Cyclostationnarity analysis of Enso memory. Part of the INC ("Incendies Nouvelle Caledonie") ANR project: Improvement of fire management for biodiversity conservation in New Caledonia by developing a comprehensive understanding of the climatic, ecological and social drivers of fire
Résumé
Most climate fluctuations may be modulated by a variety of periodic or quasi-periodic deterministic forcing (e.g. diurnal, seasonal, Milankovitch cycle). This process modulation often induce cyclostationary (CS) behaviour defined as periodic correlations. We proposed here that quasi-periodic modulations may appear when the inertia (memory) of a process is modulating its pure CS property. Such process was said to exhibit an Extended AutoCorrelation (EAC) if its time-variant autocorrelation was periodic 'in average' in time and frequency domains. A new statistical tool has been developed to analyze EAC in a time series with the help of a comfortable time-frequency visualization, called Digital X Model (DXM). We examined the seasonal-to-interannual varibility of El Niño/Southern Oscillation (ENSO) signals by the DXM. Results were compared to those obtained by the Monte-Carlo Singular Spectrum Analysis (SSA), the wavelet analysis and the Empirical Mode Decomposition (EMD). This comparative approach applied to SOI and SST (Niño3) indices confirmed the well-know interannual periodicities discussed in literature: the quasi-biennial (QB), 29 months, and the quasi-quadrennial (QQ), 50 months.

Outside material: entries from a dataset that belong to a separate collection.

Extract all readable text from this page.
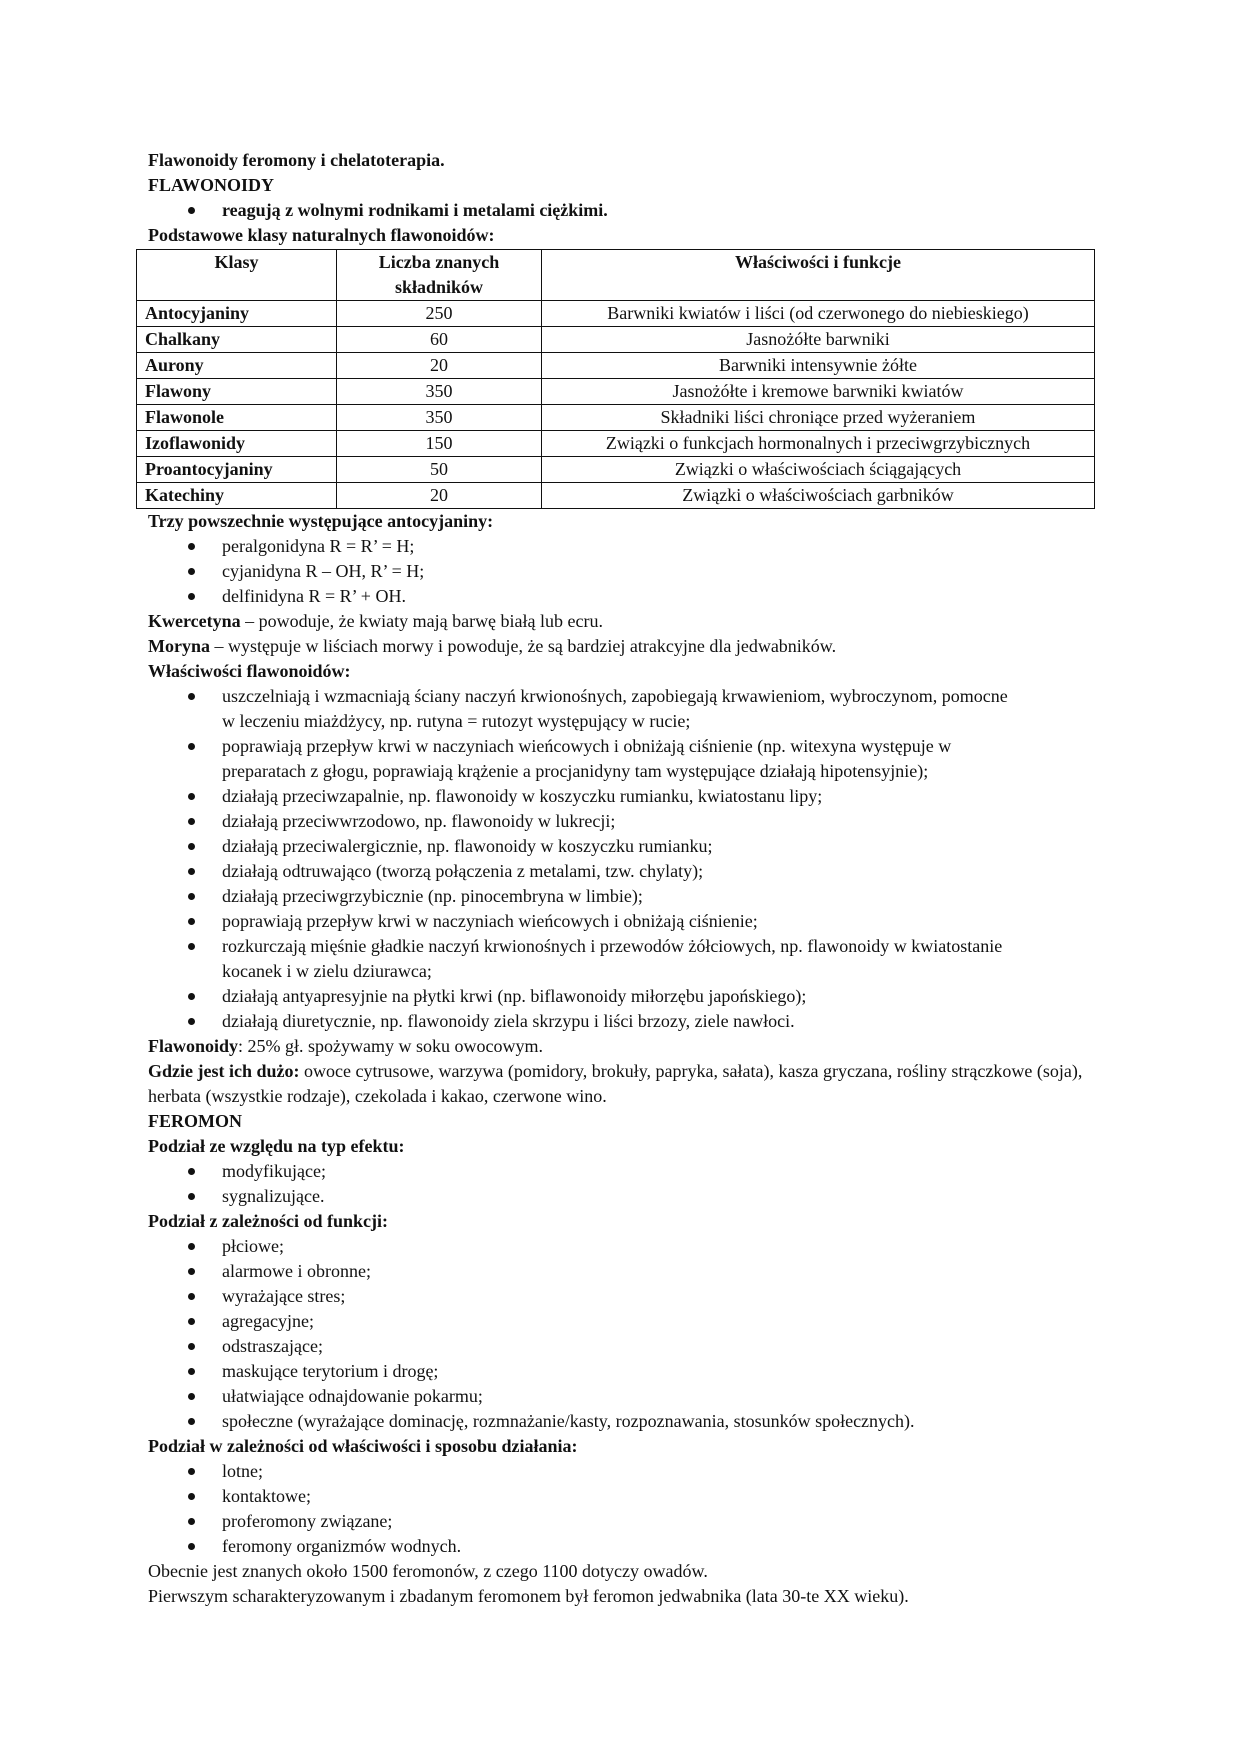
Flawonoidy feromony i chelatoterapia.
FLAWONOIDY
reagują z wolnymi rodnikami i metalami ciężkimi.
Podstawowe klasy naturalnych flawonoidów:
Klasy	Liczba znanych składników	Właściwości i funkcje
Antocyjaniny	250	Barwniki kwiatów i liści (od czerwonego do niebieskiego)
Chalkany	60	Jasnożółte barwniki
Aurony	20	Barwniki intensywnie żółte
Flawony	350	Jasnożółte i kremowe barwniki kwiatów
Flawonole	350	Składniki liści chroniące przed wyżeraniem
Izoflawonidy	150	Związki o funkcjach hormonalnych i przeciwgrzybicznych
Proantocyjaniny	50	Związki o właściwościach ściągających
Katechiny	20	Związki o właściwościach garbników
Trzy powszechnie występujące antocyjaniny:
peralgonidyna R = R’ = H;
cyjanidyna R – OH, R’ = H;
delfinidyna R = R’ + OH.
Kwercetyna – powoduje, że kwiaty mają barwę białą lub ecru.
Moryna – występuje w liściach morwy i powoduje, że są bardziej atrakcyjne dla jedwabników.
Właściwości flawonoidów:
uszczelniają i wzmacniają ściany naczyń krwionośnych, zapobiegają krwawieniom, wybroczynom, pomocne w leczeniu miażdżycy, np. rutyna = rutozyt występujący w rucie;
poprawiają przepływ krwi w naczyniach wieńcowych i obniżają ciśnienie (np. witexyna występuje w preparatach z głogu, poprawiają krążenie a procjanidyny tam występujące działają hipotensyjnie);
działają przeciwzapalnie, np. flawonoidy w koszyczku rumianku, kwiatostanu lipy;
działają przeciwwrzodowo, np. flawonoidy w lukrecji;
działają przeciwalergicznie, np. flawonoidy w koszyczku rumianku;
działają odtruwająco (tworzą połączenia z metalami, tzw. chylaty);
działają przeciwgrzybicznie (np. pinocembryna w limbie);
poprawiają przepływ krwi w naczyniach wieńcowych i obniżają ciśnienie;
rozkurczają mięśnie gładkie naczyń krwionośnych i przewodów żółciowych, np. flawonoidy w kwiatostanie kocanek i w zielu dziurawca;
działają antyapresyjnie na płytki krwi (np. biflawonoidy miłorzębu japońskiego);
działają diuretycznie, np. flawonoidy ziela skrzypu i liści brzozy, ziele nawłoci.
Flawonoidy: 25% gł. spożywamy w soku owocowym.
Gdzie jest ich dużo: owoce cytrusowe, warzywa (pomidory, brokuły, papryka, sałata), kasza gryczana, rośliny strączkowe (soja), herbata (wszystkie rodzaje), czekolada i kakao, czerwone wino.
FEROMON
Podział ze względu na typ efektu:
modyfikujące;
sygnalizujące.
Podział z zależności od funkcji:
płciowe;
alarmowe i obronne;
wyrażające stres;
agregacyjne;
odstraszające;
maskujące terytorium i drogę;
ułatwiające odnajdowanie pokarmu;
społeczne (wyrażające dominację, rozmnażanie/kasty, rozpoznawania, stosunków społecznych).
Podział w zależności od właściwości i sposobu działania:
lotne;
kontaktowe;
proferomony związane;
feromony organizmów wodnych.
Obecnie jest znanych około 1500 feromonów, z czego 1100 dotyczy owadów.
Pierwszym scharakteryzowanym i zbadanym feromonem był feromon jedwabnika (lata 30-te XX wieku).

The main result presented here was that these significant cycles were the only one detected by the four methods, suggesting that the QB and the QQ would be the fundamental modes of ENSO. In addition, the QB was strongly associated to the atmospheric component of ENSO and the QQ associated to the oceanic component of ENSO. This results lead to the hypothesis that the QB and QQ could be separate oscillations generated by differing physics. The interaction of theses fundamental modes with the seasonal cycle could produce three additional minor periodicities by combination of tones, the 15-, 20-and 69 months oscillations, detected by the DXM and sometimes found in the three other methods.